Terms like service dog, support dog, and therapy dog are often used interchangeably, but they are not the same thing. The legal distinctions can get complicated, but here are some easy rules of thumb to remember regarding service dogs.
Service dogs go through rigorous training before being matched with an individual with a disability. These dogs are trained to perform certain relevant tasks, such as retrieve items or pull wheelchairs. Some dogs are even trained to detect an impending seizure! Service dogs can also perform tasks for people with psychiatric disabilities. For example, these dogs may brace or guide someone who is dizzy from medication or disoriented from a PTSD episode. (A dog who provides reassurance and companionship to a person with a mental health condition, but does not perform any specific tasks, would be considered an emotional support dog rather than a service dog.)

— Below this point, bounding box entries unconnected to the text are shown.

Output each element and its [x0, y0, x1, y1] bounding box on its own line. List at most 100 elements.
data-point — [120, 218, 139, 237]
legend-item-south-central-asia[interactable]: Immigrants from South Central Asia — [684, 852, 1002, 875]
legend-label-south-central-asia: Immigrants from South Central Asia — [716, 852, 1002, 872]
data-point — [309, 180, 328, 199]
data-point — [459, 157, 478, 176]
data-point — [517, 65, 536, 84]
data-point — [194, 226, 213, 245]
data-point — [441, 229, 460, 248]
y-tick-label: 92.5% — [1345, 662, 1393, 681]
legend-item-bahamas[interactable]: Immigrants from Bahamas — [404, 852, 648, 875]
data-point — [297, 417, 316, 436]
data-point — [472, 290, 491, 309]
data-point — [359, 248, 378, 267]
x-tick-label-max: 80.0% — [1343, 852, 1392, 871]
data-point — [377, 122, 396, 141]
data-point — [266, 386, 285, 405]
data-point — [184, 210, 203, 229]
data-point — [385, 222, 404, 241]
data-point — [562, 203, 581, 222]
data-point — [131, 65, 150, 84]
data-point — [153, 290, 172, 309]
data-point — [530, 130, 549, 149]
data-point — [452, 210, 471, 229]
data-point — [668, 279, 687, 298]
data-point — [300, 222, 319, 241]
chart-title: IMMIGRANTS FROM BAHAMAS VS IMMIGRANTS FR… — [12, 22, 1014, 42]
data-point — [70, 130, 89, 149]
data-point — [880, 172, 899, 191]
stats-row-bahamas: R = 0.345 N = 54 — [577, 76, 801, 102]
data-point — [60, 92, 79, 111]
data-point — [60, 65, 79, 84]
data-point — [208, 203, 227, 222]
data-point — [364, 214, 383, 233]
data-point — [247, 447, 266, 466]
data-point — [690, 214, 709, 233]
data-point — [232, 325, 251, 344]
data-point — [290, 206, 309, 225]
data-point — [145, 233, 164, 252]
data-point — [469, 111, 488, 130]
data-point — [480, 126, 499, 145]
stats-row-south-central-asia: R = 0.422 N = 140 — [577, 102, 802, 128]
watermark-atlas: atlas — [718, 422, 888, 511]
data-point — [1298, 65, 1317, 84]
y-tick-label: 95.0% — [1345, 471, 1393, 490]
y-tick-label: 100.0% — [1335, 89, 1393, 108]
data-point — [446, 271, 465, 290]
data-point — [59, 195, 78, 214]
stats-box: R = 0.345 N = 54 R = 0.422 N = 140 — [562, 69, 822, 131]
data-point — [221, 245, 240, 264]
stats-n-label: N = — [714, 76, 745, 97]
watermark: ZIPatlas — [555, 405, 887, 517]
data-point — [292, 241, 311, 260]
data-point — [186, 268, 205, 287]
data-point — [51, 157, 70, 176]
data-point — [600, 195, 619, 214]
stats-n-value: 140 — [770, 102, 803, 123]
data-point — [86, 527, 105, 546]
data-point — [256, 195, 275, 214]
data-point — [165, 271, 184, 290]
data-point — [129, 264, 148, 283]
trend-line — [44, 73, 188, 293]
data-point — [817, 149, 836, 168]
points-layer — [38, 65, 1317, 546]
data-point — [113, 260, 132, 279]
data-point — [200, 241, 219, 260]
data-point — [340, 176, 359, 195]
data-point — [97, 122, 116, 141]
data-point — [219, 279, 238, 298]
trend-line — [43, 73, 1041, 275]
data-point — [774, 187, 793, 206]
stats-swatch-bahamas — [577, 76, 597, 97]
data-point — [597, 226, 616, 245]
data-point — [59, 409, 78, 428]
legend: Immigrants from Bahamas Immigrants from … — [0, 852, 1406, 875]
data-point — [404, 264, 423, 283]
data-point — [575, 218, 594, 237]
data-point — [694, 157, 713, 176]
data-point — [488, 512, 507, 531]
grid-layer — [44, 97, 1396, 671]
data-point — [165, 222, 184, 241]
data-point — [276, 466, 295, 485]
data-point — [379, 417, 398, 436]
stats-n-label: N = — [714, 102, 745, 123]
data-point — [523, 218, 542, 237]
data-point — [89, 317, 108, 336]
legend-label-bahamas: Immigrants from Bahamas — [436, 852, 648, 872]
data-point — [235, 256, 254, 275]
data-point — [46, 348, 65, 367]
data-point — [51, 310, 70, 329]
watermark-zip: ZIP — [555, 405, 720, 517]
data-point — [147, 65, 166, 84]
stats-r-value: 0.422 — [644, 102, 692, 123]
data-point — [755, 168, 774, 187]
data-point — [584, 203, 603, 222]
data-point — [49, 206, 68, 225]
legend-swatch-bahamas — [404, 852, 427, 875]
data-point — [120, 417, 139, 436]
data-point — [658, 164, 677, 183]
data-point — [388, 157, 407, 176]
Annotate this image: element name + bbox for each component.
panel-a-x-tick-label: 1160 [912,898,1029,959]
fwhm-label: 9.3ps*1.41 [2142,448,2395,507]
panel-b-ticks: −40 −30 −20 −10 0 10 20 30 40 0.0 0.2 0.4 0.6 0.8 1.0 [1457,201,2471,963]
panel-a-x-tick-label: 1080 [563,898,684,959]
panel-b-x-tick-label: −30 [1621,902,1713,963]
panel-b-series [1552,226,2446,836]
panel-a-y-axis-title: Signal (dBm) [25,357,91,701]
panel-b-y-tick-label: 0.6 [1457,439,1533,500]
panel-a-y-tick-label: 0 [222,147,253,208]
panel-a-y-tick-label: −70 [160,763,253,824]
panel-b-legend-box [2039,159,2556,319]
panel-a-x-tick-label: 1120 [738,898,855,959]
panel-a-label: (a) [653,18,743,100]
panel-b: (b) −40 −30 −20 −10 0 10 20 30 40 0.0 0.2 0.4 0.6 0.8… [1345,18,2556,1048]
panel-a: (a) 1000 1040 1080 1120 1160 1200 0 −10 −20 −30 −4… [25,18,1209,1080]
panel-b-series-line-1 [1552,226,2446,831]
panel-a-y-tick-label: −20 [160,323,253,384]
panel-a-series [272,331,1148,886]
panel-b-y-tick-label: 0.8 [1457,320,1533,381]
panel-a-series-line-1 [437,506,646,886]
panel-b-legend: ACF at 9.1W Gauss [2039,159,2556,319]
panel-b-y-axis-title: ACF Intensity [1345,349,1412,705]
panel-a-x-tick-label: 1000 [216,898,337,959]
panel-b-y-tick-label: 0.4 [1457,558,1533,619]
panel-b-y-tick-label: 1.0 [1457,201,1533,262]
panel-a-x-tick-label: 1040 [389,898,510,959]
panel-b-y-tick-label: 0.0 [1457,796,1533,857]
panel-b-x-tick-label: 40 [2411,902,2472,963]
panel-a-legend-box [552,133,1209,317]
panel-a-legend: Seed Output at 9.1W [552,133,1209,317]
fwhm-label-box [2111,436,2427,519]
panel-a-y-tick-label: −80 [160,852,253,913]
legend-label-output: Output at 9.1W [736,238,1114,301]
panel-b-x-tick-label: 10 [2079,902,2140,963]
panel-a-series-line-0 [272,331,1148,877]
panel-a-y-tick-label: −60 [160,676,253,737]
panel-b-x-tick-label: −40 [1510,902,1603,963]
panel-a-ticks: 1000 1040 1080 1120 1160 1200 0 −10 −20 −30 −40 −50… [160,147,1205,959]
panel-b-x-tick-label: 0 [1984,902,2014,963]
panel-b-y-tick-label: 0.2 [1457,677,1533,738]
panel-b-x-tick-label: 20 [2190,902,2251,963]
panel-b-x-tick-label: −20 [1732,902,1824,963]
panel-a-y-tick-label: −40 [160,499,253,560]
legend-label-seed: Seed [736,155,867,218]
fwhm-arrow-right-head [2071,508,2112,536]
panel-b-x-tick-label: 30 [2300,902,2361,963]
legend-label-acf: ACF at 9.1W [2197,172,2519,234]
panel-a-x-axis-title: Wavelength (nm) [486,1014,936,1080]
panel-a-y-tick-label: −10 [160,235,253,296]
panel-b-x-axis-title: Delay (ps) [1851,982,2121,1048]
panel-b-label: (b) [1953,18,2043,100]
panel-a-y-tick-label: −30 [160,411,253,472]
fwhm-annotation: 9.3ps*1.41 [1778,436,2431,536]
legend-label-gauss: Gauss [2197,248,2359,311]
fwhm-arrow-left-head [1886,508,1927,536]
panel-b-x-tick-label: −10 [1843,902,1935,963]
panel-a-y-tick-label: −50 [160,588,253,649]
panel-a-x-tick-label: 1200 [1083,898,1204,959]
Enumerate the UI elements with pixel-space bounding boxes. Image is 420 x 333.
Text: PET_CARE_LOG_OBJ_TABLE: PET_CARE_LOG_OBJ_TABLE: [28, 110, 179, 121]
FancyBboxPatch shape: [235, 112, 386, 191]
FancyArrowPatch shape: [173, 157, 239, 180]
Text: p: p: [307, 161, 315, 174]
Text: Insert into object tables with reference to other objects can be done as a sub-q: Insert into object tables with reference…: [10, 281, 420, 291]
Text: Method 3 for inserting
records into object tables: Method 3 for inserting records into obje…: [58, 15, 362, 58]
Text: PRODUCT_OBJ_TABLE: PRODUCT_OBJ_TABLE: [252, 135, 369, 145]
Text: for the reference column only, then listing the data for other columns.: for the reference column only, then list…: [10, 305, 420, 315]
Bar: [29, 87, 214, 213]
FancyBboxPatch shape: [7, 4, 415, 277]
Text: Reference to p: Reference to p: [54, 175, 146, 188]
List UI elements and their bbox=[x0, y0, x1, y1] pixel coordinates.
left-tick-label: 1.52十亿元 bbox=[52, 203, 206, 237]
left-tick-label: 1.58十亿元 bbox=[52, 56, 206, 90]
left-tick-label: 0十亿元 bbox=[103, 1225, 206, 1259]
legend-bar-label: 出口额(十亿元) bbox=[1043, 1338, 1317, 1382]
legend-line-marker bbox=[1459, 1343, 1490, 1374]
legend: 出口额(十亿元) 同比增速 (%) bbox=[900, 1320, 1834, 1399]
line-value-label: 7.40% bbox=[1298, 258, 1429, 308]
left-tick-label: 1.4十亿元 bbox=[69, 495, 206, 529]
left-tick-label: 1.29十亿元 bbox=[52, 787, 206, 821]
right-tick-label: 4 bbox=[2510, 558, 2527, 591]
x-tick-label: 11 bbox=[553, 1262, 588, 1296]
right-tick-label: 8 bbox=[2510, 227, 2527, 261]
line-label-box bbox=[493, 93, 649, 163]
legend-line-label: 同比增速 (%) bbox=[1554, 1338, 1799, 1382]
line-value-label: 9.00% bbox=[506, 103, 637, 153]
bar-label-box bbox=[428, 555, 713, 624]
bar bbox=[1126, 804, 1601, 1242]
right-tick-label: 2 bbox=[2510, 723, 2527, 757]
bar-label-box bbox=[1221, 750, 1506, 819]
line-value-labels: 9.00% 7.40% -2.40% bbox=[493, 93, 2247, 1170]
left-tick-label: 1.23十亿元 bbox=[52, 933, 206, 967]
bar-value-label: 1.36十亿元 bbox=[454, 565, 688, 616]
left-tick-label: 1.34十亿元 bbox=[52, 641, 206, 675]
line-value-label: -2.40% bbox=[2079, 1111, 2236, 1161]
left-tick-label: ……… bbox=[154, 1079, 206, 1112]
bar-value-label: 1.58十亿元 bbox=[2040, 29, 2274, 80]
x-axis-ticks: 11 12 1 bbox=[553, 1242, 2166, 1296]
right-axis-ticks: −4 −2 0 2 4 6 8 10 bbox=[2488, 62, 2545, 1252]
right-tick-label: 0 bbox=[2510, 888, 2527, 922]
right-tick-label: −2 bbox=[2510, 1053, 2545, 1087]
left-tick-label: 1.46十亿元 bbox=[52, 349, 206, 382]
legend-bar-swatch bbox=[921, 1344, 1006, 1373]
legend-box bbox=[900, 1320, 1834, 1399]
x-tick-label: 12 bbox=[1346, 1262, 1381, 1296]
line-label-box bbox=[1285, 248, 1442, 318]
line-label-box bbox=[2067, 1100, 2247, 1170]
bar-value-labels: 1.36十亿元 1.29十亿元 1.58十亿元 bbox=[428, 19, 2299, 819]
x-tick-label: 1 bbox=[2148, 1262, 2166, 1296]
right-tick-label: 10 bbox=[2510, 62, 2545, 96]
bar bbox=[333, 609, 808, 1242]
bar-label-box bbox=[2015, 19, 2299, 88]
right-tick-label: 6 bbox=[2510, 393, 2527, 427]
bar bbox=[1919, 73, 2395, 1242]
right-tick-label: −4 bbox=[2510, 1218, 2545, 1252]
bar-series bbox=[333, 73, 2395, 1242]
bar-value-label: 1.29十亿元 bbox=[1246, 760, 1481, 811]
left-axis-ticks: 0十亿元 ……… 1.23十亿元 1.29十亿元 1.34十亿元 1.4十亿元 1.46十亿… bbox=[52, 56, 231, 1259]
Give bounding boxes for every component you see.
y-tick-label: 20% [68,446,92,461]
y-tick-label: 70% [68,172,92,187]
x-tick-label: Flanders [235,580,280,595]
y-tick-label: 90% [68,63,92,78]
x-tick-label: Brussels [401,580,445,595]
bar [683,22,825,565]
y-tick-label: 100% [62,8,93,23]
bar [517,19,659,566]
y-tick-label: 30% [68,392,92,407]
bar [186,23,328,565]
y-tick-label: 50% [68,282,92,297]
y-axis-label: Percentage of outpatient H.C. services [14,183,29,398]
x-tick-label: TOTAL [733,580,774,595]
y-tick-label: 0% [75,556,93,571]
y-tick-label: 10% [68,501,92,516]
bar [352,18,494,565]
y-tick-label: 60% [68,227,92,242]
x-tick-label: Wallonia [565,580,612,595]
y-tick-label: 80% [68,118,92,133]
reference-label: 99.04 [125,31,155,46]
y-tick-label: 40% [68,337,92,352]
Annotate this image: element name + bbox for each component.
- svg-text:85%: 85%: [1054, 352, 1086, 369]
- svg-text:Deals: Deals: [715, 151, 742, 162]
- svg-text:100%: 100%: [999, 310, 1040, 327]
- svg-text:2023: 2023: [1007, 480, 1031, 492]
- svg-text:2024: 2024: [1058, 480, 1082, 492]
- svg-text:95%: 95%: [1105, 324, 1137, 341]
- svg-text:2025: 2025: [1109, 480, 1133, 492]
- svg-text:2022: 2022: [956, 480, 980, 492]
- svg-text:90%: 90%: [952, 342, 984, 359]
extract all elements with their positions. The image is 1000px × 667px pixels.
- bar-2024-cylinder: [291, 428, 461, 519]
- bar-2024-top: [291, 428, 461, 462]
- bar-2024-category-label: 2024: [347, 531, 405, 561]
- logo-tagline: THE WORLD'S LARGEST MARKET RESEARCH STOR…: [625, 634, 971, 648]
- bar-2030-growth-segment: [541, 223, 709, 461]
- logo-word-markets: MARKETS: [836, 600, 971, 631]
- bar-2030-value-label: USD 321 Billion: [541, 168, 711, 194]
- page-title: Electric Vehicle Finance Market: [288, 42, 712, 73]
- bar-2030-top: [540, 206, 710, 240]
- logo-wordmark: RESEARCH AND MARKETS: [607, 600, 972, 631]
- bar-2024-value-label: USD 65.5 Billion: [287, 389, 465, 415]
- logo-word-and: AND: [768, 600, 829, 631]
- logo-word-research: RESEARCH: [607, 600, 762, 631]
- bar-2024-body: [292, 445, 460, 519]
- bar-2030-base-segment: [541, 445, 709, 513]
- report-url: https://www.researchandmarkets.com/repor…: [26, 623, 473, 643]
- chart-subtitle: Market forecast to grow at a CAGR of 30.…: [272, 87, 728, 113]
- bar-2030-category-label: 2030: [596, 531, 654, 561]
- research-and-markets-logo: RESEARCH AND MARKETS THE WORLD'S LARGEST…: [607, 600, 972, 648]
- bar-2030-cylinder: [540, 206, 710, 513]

Like emotional support dogs, therapy dogs are not taught to do any specific disability-related tasks. Their job is to be friendly and gentle with all kinds of people. They typically live with an owner/ handler, but their assistance is meant for others.
Service dogs are trained to focus on one person: their disabled partner. It is considered rude and even potentially dangerous for a stranger to pet a working service dog, since someone is relying on that dog’s attention to keep them safe.
Therapy dogs, on the other hand, are trained to be touched. Their handlers bring them to places where they can comfort large numbers of people, such as hospitals, nursing homes, schools, and areas hit by natural disasters.
In accordance with the Americans With Disabilities Act (ADA), service dogs must be allowed anywhere the general public can go, including stores, churches, and buses. Kicking a service dog out of a restaurant is not only a terrible way to treat a customer – it will also likely result in a lawsuit!
Therapy dogs and emotional support dogs, on the other hand, are not protected by federal law and, in the absence of some other state or local law, can be barred from public areas just like regular pets.
The vast majority of service dogs are Labrador retrievers, Golden retrievers, or German Shepherds. These dogs are bred to have the ideal combination of temperament, intelligence, and size for service work.
Therapy dogs and emotional support dogs come in all shapes and sizes. A sweet, easygoing temperament is really the only requirement. The amazing story of Smiley, a therapy dog who was born without eyes, went viral last year.
While we’d like to believe that no one would ever try to pass off their pet as a service dog, it does happen, and business owners have lots of legitimate reasons for keeping out unruly pet dogs. So how can you prove your service dog is the real deal? The good news is that you don’t have to. Businesses are legally allowed to ask if your dog is a service dog, and if so, what tasks the dog has been trained to perform. They cannot ask about the nature of your disability, or require any special paperwork. (The U.S. does not have a universal process for qualifying or registering service dogs, anyway.) And don’t forget that your dog is a living, breathing testament to her service-dog status. For most people, she’ll be the most well-behaved and dignified dog they have ever encountered!